(1.) This appeal is filed against the Judgment dtd. 20/1/2014 in S.C.No.57 of 2010, passed by the learned V ' Additional Metropolitan Sessions Judge (Mahila Court), Hyderabad.
(2.) The case of the prosecution is that accused alleged to have committed sexual assault against the victim girl, aged about 7 years. To prove the guilt of the accused, prosecution examined P.Ws.1 to 21 and marked Exs.P1 to P22 on their behalf and also marked M.Os.1 to 19. Exs.D1, D.2 and X1 were marked on behalf of the accused. The trial Court after considering the oral and documentary evidence on record, found accused guilty and convicted him under Sec. 235(2) of Cr.P.C and sentenced him to undergo R.I for 7 years and to pay a fine of Rs.2,000.00, in default to suffer S.I for 1 year for the offence under Sec. 363 of IPC, and sentenced to undergo R.I for 10 years and to pay Rs.2,000.00, in default to suffer S.I for 1 year for the offence under Sec. 307 of IPC and sentenced him to undergo R.I for life and also to pay fine of Rs.2,000.00, in default to suffer S.I for 1 year for the offence under Sec. 376 of IPC and all the offences should run concurrently. Aggrieved by the said Judgment, accused preferred the present appeal.

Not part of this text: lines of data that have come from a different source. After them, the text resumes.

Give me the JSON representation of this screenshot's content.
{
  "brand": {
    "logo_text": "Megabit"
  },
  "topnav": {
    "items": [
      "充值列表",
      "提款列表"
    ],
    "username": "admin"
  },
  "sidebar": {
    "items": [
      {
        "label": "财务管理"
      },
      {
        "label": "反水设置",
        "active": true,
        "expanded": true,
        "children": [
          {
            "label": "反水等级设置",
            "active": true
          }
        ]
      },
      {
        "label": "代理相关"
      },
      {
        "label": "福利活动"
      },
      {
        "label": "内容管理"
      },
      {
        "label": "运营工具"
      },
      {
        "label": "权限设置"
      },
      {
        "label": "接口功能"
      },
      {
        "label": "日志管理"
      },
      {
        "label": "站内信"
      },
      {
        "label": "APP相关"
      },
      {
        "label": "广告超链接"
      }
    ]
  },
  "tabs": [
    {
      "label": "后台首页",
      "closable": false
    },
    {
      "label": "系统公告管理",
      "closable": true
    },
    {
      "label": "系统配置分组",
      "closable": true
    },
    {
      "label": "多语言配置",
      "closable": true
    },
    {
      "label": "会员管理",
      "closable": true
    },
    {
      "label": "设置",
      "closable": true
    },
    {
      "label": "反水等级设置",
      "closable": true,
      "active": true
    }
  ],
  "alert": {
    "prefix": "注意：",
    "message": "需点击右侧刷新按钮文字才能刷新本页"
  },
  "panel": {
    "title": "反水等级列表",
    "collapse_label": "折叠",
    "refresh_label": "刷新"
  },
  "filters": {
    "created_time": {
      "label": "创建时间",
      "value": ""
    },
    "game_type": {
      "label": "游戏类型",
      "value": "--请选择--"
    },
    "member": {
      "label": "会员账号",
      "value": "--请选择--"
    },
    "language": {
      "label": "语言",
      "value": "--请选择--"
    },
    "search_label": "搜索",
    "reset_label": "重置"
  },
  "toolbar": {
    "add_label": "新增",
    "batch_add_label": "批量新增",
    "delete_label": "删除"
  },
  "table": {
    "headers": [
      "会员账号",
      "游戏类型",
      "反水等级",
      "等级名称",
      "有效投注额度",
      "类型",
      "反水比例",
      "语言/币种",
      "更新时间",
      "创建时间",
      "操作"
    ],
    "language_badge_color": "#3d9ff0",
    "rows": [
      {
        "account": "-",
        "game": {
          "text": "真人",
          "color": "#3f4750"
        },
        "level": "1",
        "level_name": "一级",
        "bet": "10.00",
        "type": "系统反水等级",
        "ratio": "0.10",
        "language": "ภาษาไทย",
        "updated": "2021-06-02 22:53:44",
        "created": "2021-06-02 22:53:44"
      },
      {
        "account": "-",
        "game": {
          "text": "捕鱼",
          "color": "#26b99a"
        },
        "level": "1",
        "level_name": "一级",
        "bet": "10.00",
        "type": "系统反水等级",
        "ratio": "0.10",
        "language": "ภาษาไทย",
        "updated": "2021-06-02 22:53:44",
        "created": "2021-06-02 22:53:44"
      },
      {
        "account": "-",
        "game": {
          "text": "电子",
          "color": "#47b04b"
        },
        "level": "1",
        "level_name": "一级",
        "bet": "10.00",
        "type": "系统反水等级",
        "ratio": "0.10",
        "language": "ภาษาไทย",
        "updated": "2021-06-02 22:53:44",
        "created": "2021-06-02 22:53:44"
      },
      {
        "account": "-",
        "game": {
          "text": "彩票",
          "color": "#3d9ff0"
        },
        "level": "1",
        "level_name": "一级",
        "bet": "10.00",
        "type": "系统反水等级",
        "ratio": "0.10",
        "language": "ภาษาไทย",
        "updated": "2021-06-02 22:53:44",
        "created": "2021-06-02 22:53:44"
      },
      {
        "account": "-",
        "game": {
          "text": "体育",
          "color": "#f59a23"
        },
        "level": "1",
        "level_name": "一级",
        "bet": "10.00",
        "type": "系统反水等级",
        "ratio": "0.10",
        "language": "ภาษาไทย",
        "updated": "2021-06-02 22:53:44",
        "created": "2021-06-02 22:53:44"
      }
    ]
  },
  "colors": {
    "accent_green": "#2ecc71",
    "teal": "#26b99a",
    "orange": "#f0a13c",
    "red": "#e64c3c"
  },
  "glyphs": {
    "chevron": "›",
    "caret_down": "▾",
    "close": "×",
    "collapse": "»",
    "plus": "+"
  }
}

(3.) The learned Counsel for the appellant/accused mainly contended that the motive for the said offence is not proved by the prosecution. The trial Court failed to see that the material available on record disproves the alleged offence. The child witness cannot be believed to base conviction without any corroborating evidence and there is no legally acceptable evidence. The prosecution failed to prove the guilt of the accused beyond reasonable doubt. P.Ws.1 and 2 did not disclose that appellant kidnapped the victim girl from her house or from their lawful custody. He also contended that P.Ws.1 to 3 and P.Ws.5 to 9 are circumstantial witnesses. Therefore, requested the Court to set aside the Judgment and decree passed by the trial Court.